For SGLang on Thor, use NVIDIA SGLang 26.01 (nvcr.io/nvidia/sglang:26.01-py3). NVIDIA SGLang 26.01 contains SGLang 0.5.5.post2 and explicitly lists Jetson Thor support. Avoid judging Thor support from older prerelease SGLang results. Avoid recommending gpt-oss or FP8 paths on Thor unless newer NVIDIA SGLang release notes say those known issues are fixed.

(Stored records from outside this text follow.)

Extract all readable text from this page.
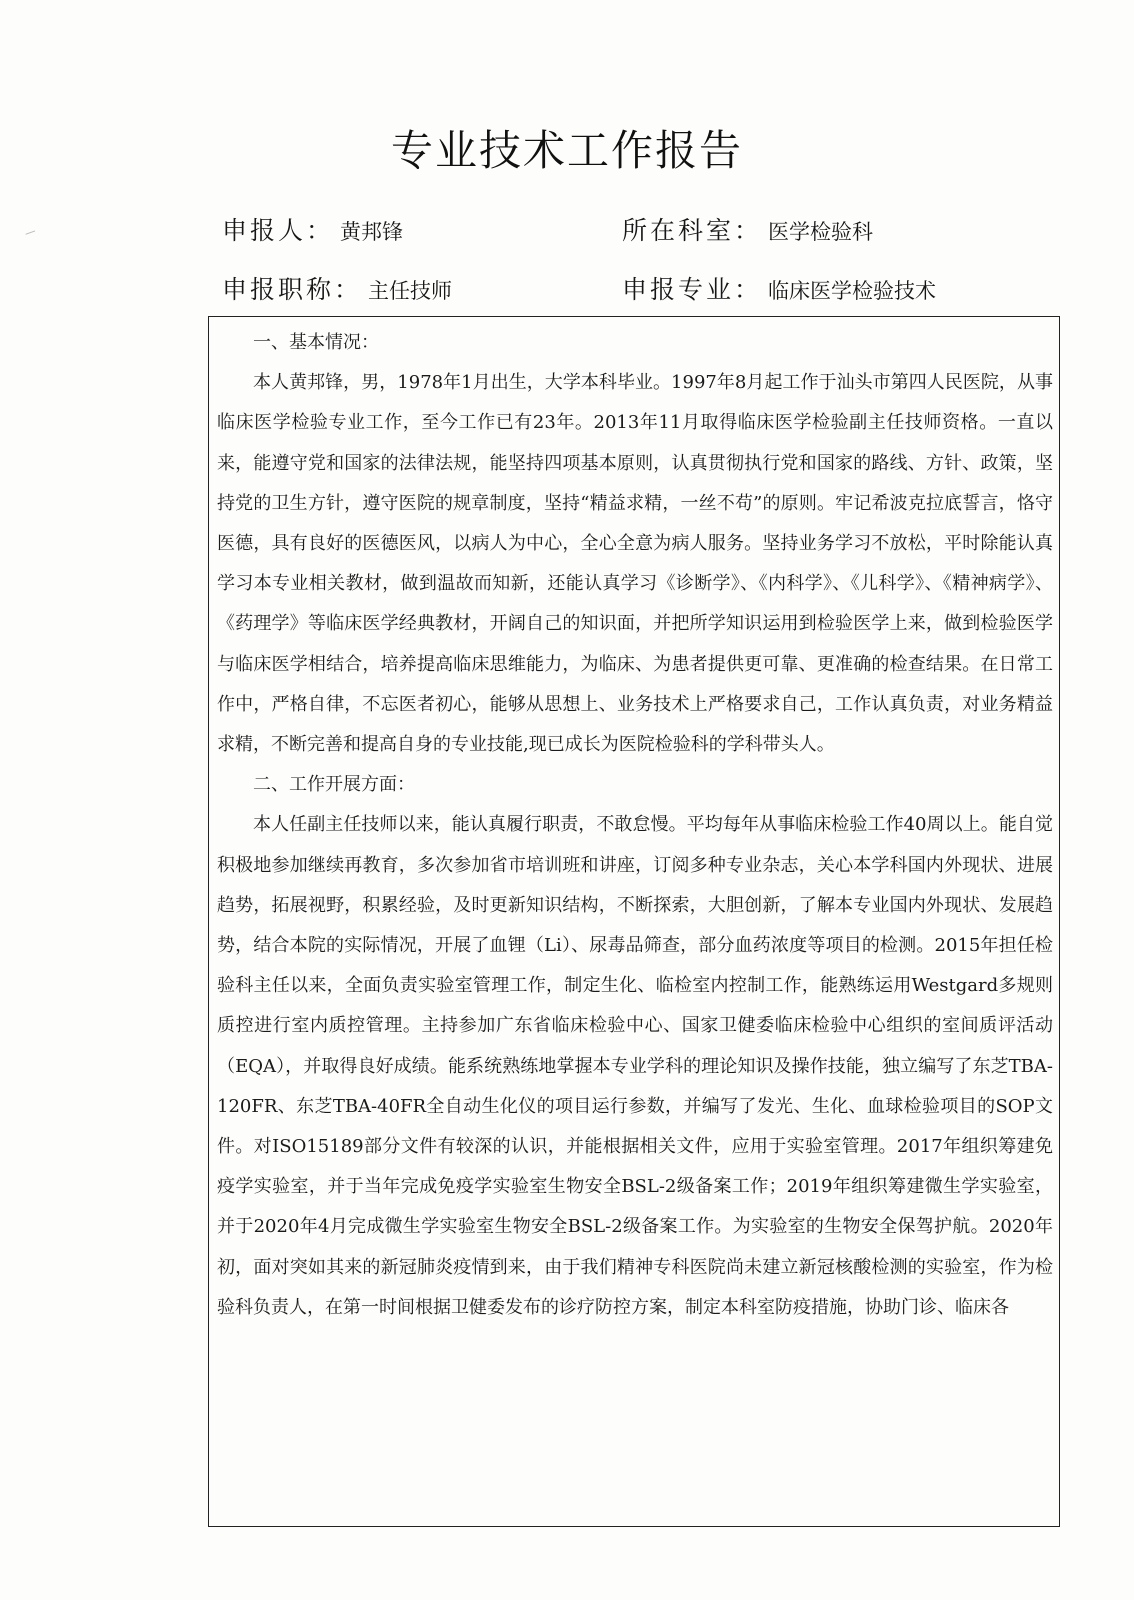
专业技术工作报告
申报人： 黄邦锋	所在科室： 医学检验科
申报职称： 主任技师	申报专业： 临床医学检验技术

一、基本情况：

本人黄邦锋，男，1978年1月出生，大学本科毕业。1997年8月起工作于汕头市第四人民医院，从事临床医学检验专业工作，至今工作已有23年。2013年11月取得临床医学检验副主任技师资格。一直以来，能遵守党和国家的法律法规，能坚持四项基本原则，认真贯彻执行党和国家的路线、方针、政策，坚持党的卫生方针，遵守医院的规章制度，坚持“精益求精，一丝不苟”的原则。牢记希波克拉底誓言，恪守医德，具有良好的医德医风，以病人为中心，全心全意为病人服务。坚持业务学习不放松，平时除能认真学习本专业相关教材，做到温故而知新，还能认真学习《诊断学》、《内科学》、《儿科学》、《精神病学》、《药理学》等临床医学经典教材，开阔自己的知识面，并把所学知识运用到检验医学上来，做到检验医学与临床医学相结合，培养提高临床思维能力，为临床、为患者提供更可靠、更准确的检查结果。在日常工作中，严格自律，不忘医者初心，能够从思想上、业务技术上严格要求自己，工作认真负责，对业务精益求精，不断完善和提高自身的专业技能,现已成长为医院检验科的学科带头人。

二、工作开展方面：

本人任副主任技师以来，能认真履行职责，不敢怠慢。平均每年从事临床检验工作40周以上。能自觉积极地参加继续再教育，多次参加省市培训班和讲座，订阅多种专业杂志，关心本学科国内外现状、进展趋势，拓展视野，积累经验，及时更新知识结构，不断探索，大胆创新，了解本专业国内外现状、发展趋势，结合本院的实际情况，开展了血锂（Li）、尿毒品筛查，部分血药浓度等项目的检测。2015年担任检验科主任以来，全面负责实验室管理工作，制定生化、临检室内控制工作，能熟练运用Westgard多规则质控进行室内质控管理。主持参加广东省临床检验中心、国家卫健委临床检验中心组织的室间质评活动（EQA），并取得良好成绩。能系统熟练地掌握本专业学科的理论知识及操作技能，独立编写了东芝TBA-120FR、东芝TBA-40FR全自动生化仪的项目运行参数，并编写了发光、生化、血球检验项目的SOP文件。对ISO15189部分文件有较深的认识，并能根据相关文件，应用于实验室管理。2017年组织筹建免疫学实验室，并于当年完成免疫学实验室生物安全BSL-2级备案工作；2019年组织筹建微生学实验室，并于2020年4月完成微生学实验室生物安全BSL-2级备案工作。为实验室的生物安全保驾护航。2020年初，面对突如其来的新冠肺炎疫情到来，由于我们精神专科医院尚未建立新冠核酸检测的实验室，作为检验科负责人，在第一时间根据卫健委发布的诊疗防控方案，制定本科室防疫措施，协助门诊、临床各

docker run --rm -it --runtime nvidia --network host --ipc host --name sglang \
-v "$HOME/.cache/huggingface:/root/.cache/huggingface" \
-e HF_TOKEN="$HF_TOKEN" \
nvcr.io/nvidia/sglang:26.01-py3 \
python3 -m sglang.launch_server \
--model-path <hf-model-id-or-local-path> \
--host 0.0.0.0 \
--port 8000 \
--mem-fraction-static 0.60 \
--max-running-requests 8
For llama.cpp, use the NVIDIA-AI-IOT llama.cpp image when available, or the llama-server binary from a JetPack-matched build. Start with GGUF INT4 / Q4_K_M on both Orin and Thor; choose a smaller INT4 GGUF model if the audit shows tight memory.

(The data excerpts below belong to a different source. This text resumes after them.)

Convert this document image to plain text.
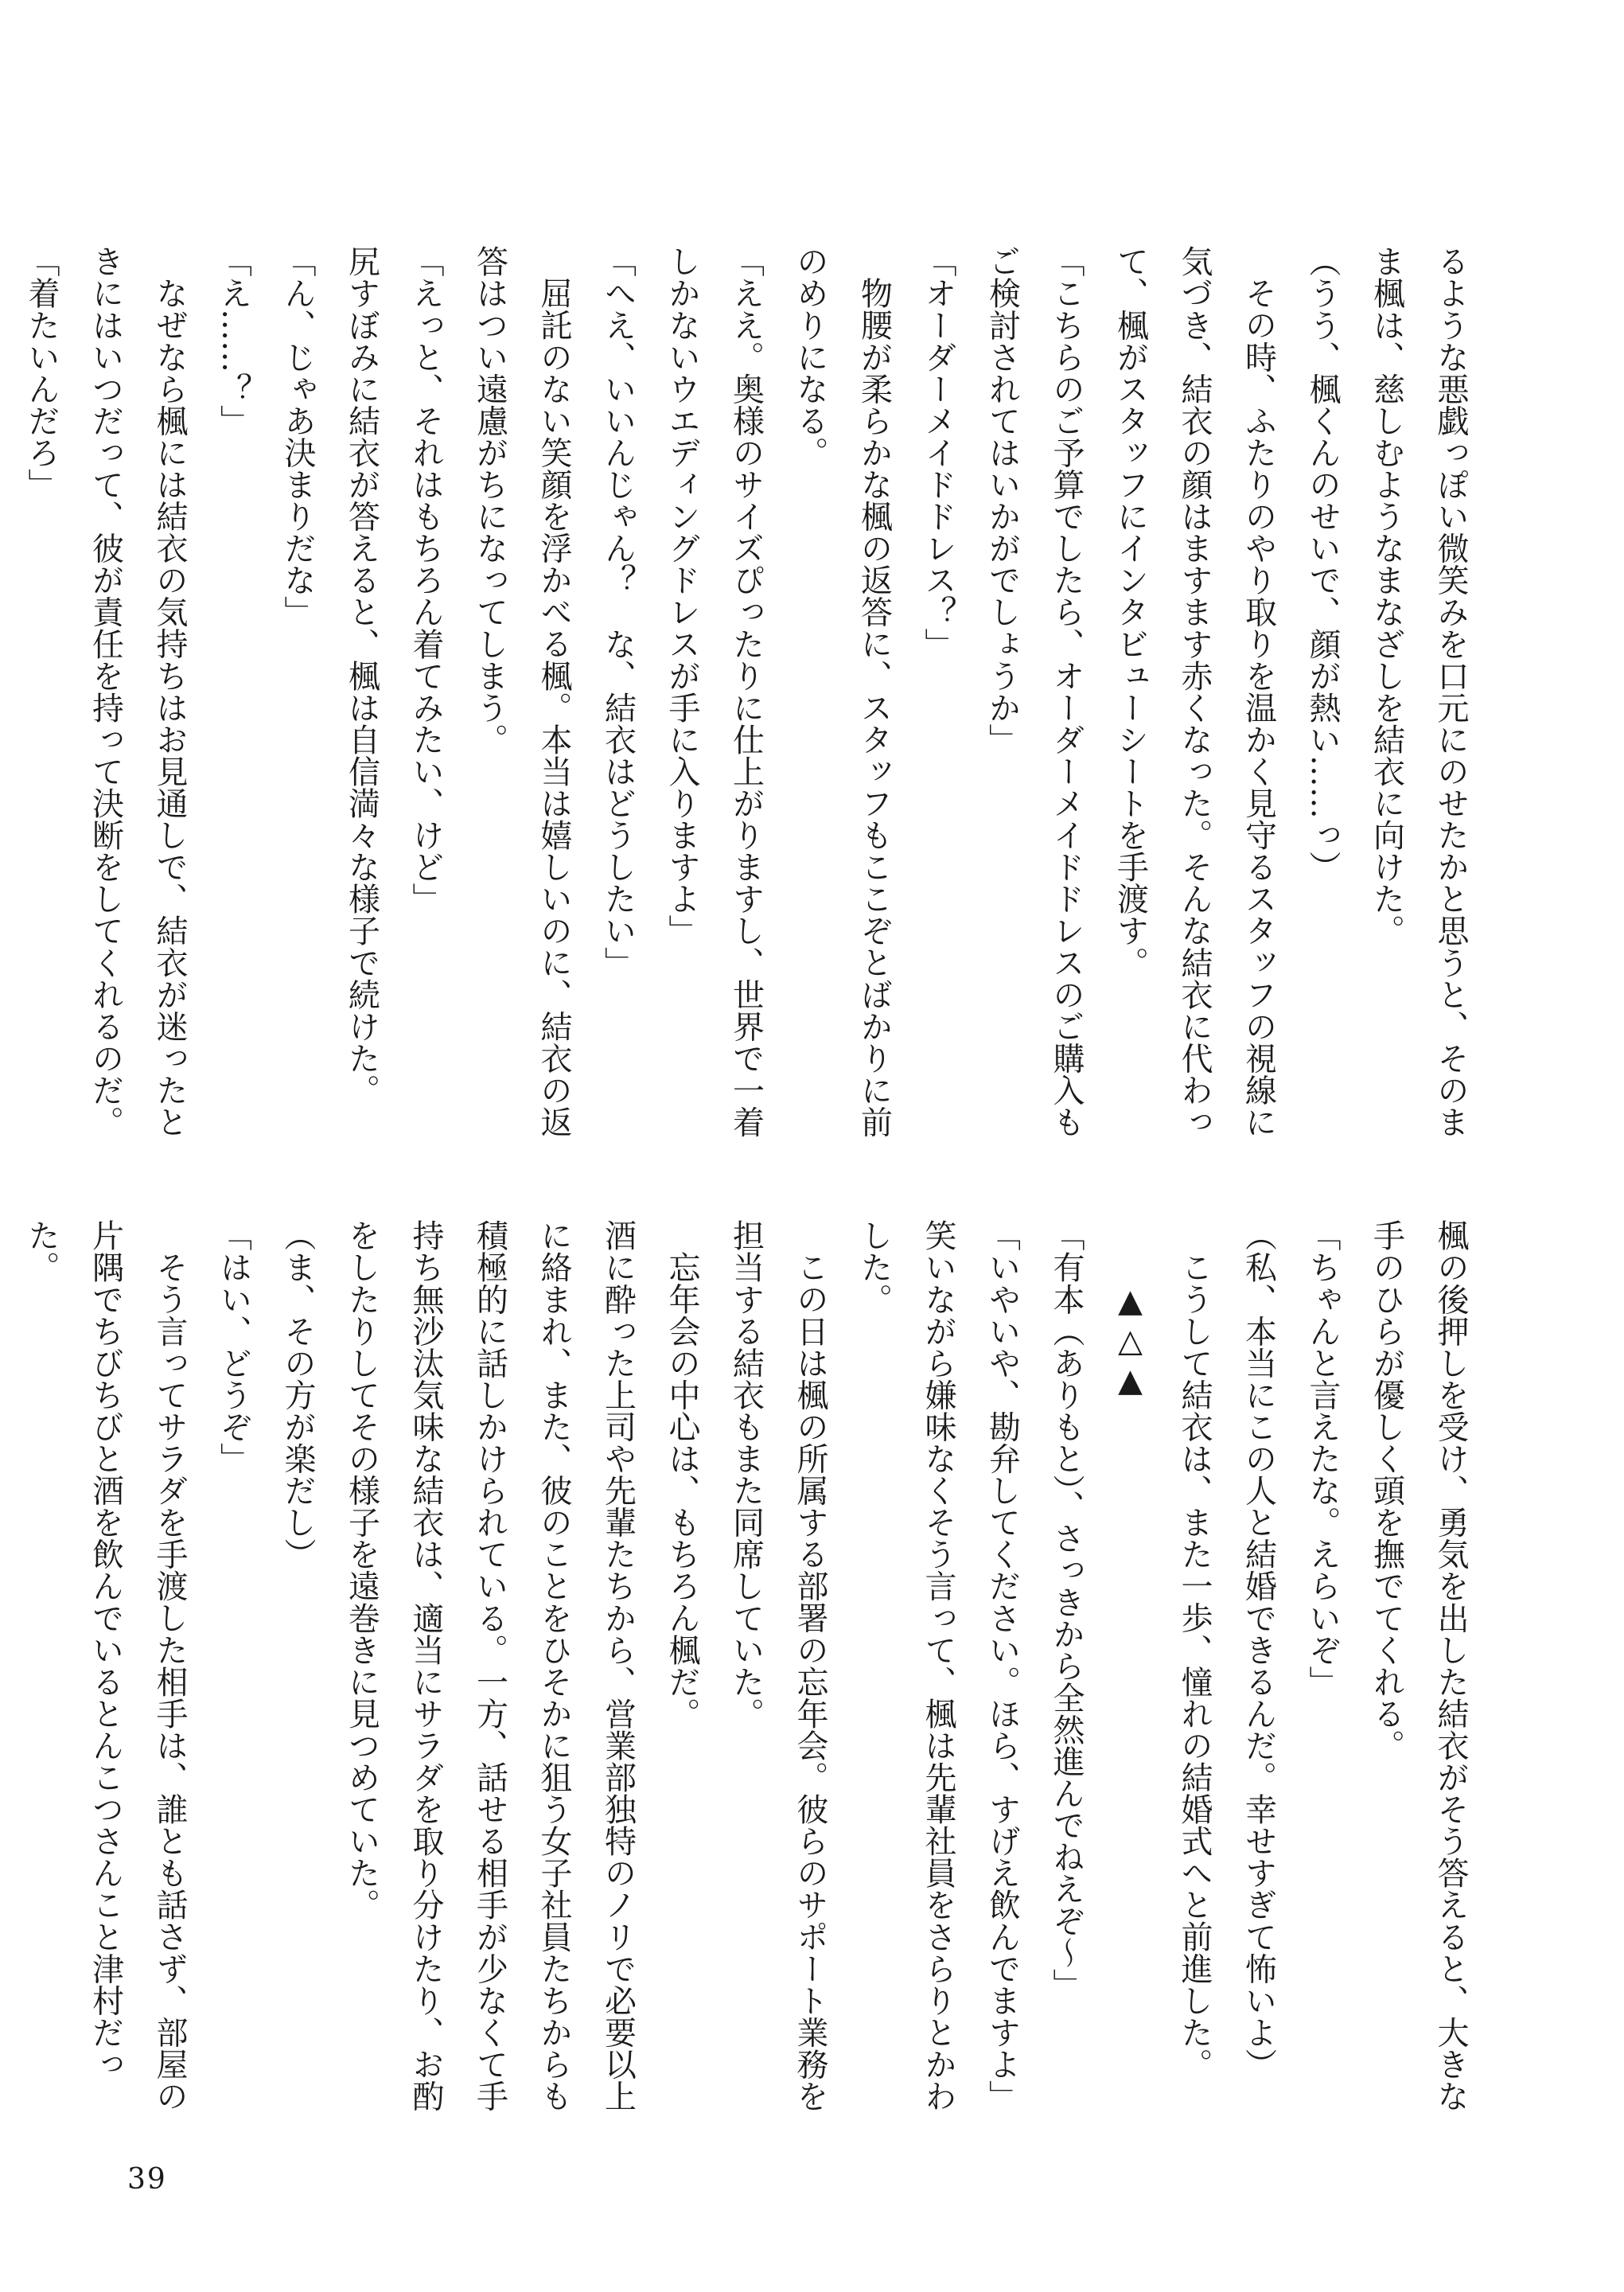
るような悪戯っぽい微笑みを口元にのせたかと思うと、そのまま楓は、慈しむようなまなざしを結衣に向けた。

（うう、楓くんのせいで、顔が熱い……っ）

その時、ふたりのやり取りを温かく見守るスタッフの視線に気づき、結衣の顔はますます赤くなった。そんな結衣に代わって、楓がスタッフにインタビューシートを手渡す。

「こちらのご予算でしたら、オーダーメイドドレスのご購入もご検討されてはいかがでしょうか」

「オーダーメイドドレス？」

物腰が柔らかな楓の返答に、スタッフもここぞとばかりに前のめりになる。

「ええ。奥様のサイズぴったりに仕上がりますし、世界で一着しかないウエディングドレスが手に入りますよ」

「へえ、いいんじゃん？　な、結衣はどうしたい」

屈託のない笑顔を浮かべる楓。本当は嬉しいのに、結衣の返答はつい遠慮がちになってしまう。

「えっと、それはもちろん着てみたい、けど」

尻すぼみに結衣が答えると、楓は自信満々な様子で続けた。

「ん、じゃあ決まりだな」

「え……？」

なぜなら楓には結衣の気持ちはお見通しで、結衣が迷ったときにはいつだって、彼が責任を持って決断をしてくれるのだ。

「着たいんだろ」

楓の後押しを受け、勇気を出した結衣がそう答えると、大きな手のひらが優しく頭を撫でてくれる。

「ちゃんと言えたな。えらいぞ」

（私、本当にこの人と結婚できるんだ。幸せすぎて怖いよ）

こうして結衣は、また一歩、憧れの結婚式へと前進した。

▲△▲

「有本（ありもと）、さっきから全然進んでねえぞ～」

「いやいや、勘弁してください。ほら、すげえ飲んでますよ」

笑いながら嫌味なくそう言って、楓は先輩社員をさらりとかわした。

この日は楓の所属する部署の忘年会。彼らのサポート業務を担当する結衣もまた同席していた。

忘年会の中心は、もちろん楓だ。

酒に酔った上司や先輩たちから、営業部独特のノリで必要以上に絡まれ、また、彼のことをひそかに狙う女子社員たちからも積極的に話しかけられている。一方、話せる相手が少なくて手持ち無沙汰気味な結衣は、適当にサラダを取り分けたり、お酌をしたりしてその様子を遠巻きに見つめていた。

（ま、その方が楽だし）

「はい、どうぞ」

そう言ってサラダを手渡した相手は、誰とも話さず、部屋の片隅でちびちびと酒を飲んでいるとんこつさんこと津村だった。

39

docker run --rm -it --runtime nvidia --network host --name llama-cpp \
-v "$PWD/models:/models:ro" \
ghcr.io/nvidia-ai-iot/llama_cpp:latest-jetson-<orin-or-thor> \
llama-server \
-m /models/<model>.gguf \
--host 0.0.0.0 \
--port 8000 \
-ngl 28 \
-c 4096 \
--no-mmap \
--flash-attn
Procedure (the script encodes this)
- Pick the lightest runtime that satisfies the user’s required features (continuous batching? structured generation? CPU offload?).
- Pick the lowest precision that meets the user’s accuracy bar (model-benchmarking skill).
- Sweep the runtime’s memory knobs (start with
gpu-memory-utilizationfor vLLM,n-gpu-layersandctx-sizefor llama.cpp) to find the minimum footprint that sustains target throughput. - Re-measure with
jetson-memory-audit.
Safety
Read-only. The skill never starts, stops, or restarts a model server. It emits flags; the user (or an outer orchestration agent) is responsible for invoking the runtime.